Upshaw Leaves NFL at a Loss

By Mark Maske
Washington Post Staff Writer
Wednesday, September 3, 2008

It had been nearly two weeks since the news of Gene Upshaw's death, but the prevailing sentiment expressed by the football players and executives who gathered at the Kennedy Center yesterday to pay tribute to the longtime executive director of the NFL Players Association remained disbelief.

Upshaw's friends and associates said they have struggled to deal with the loss personally. The sport, meantime, begins to grapple with how to replace one of the leaders who spent more than two decades helping the league achieve its current state of prosperity.

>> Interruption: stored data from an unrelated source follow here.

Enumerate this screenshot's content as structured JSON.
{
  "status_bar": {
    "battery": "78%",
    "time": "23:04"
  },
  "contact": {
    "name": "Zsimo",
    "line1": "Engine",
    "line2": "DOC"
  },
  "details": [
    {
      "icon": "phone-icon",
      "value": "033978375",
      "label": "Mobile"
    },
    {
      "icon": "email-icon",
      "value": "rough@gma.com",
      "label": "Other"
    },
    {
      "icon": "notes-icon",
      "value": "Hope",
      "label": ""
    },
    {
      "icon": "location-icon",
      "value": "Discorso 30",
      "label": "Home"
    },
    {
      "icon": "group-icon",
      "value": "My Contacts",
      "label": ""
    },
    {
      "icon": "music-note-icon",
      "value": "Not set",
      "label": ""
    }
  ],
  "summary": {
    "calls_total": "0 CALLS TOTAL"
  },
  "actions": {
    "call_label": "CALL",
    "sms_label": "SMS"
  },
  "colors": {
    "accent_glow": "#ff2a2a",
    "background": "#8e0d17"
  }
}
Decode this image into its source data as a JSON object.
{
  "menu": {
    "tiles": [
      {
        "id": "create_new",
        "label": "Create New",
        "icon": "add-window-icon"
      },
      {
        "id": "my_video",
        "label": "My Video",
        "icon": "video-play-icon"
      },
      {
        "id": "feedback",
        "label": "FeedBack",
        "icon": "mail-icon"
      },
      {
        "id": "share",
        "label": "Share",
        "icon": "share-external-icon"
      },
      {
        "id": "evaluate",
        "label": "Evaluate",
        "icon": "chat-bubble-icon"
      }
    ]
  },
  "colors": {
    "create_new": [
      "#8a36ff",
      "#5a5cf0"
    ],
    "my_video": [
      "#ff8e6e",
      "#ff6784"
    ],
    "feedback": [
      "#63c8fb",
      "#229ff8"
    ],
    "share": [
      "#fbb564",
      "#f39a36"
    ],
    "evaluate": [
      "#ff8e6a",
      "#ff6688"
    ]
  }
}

"I'm still very stunned," NFL Commissioner Roger Goodell said in the lobby before a nearly three-hour memorial service in the Concert Hall. "It's still hard to imagine a world without Gene as an individual and an NFL without Gene. He's a very, very significant figure in the history of the NFL."

An estimated 1,400 people attended the service, which was scheduled on a Tuesday in part to allow active players to be on hand. That is the usual day off for players in the NFL's work week.

"When I looked out here and saw all the people who came in -- owners, general managers, teammates, players all around the league, ex-players, referees -- that tells you how many lives he touched," said Upshaw's former Oakland Raiders teammate, Art Shell. "We're here to celebrate his life. He was a great man, the greatest person I've ever known."

Mike Kenn, one of three former union presidents who spoke at the service, asked those in attendance to give Upshaw one final round of applause, and they responded with a lengthy standing ovation.

Said Eugene Upshaw III, one of Gene Upshaw's sons: "He would huff and puff about all this. But he would be grateful."

Upshaw died Aug. 20 at a home he owned in California near Lake Tahoe. He'd gone to a nearby hospital for tests three days earlier, leading to a diagnosis of an aggressive form of pancreatic cancer. Even his closest associates in football weren't aware of his cancer diagnosis before learning of his death.

"We're all shocked at the suddenness of our loss," former NFL commissioner Paul Tagliabue said.

The mood of the service alternated between humorous and poignant. Broadcaster John Madden, who coached Upshaw with the Raiders, was particularly emotional. Madden said Upshaw probably was looking down at the proceedings and had a quip about everyone there, including an observation that his old coach was speaking for far too long and should be seated. Madden choked back tears and was unable to finish his remarks.

"I'm gonna sit down like Gene said," Madden said.

Earlier, Madden looked at Upshaw's wife, Terri, sons and brother, Marvin, seated in the front row and said: "You lost a husband and a brother and a father. And we all lost someone very, very special. . . . I was with Gene at the Hall of Fame in Canton a month ago. That's why this whole thing is so shocking."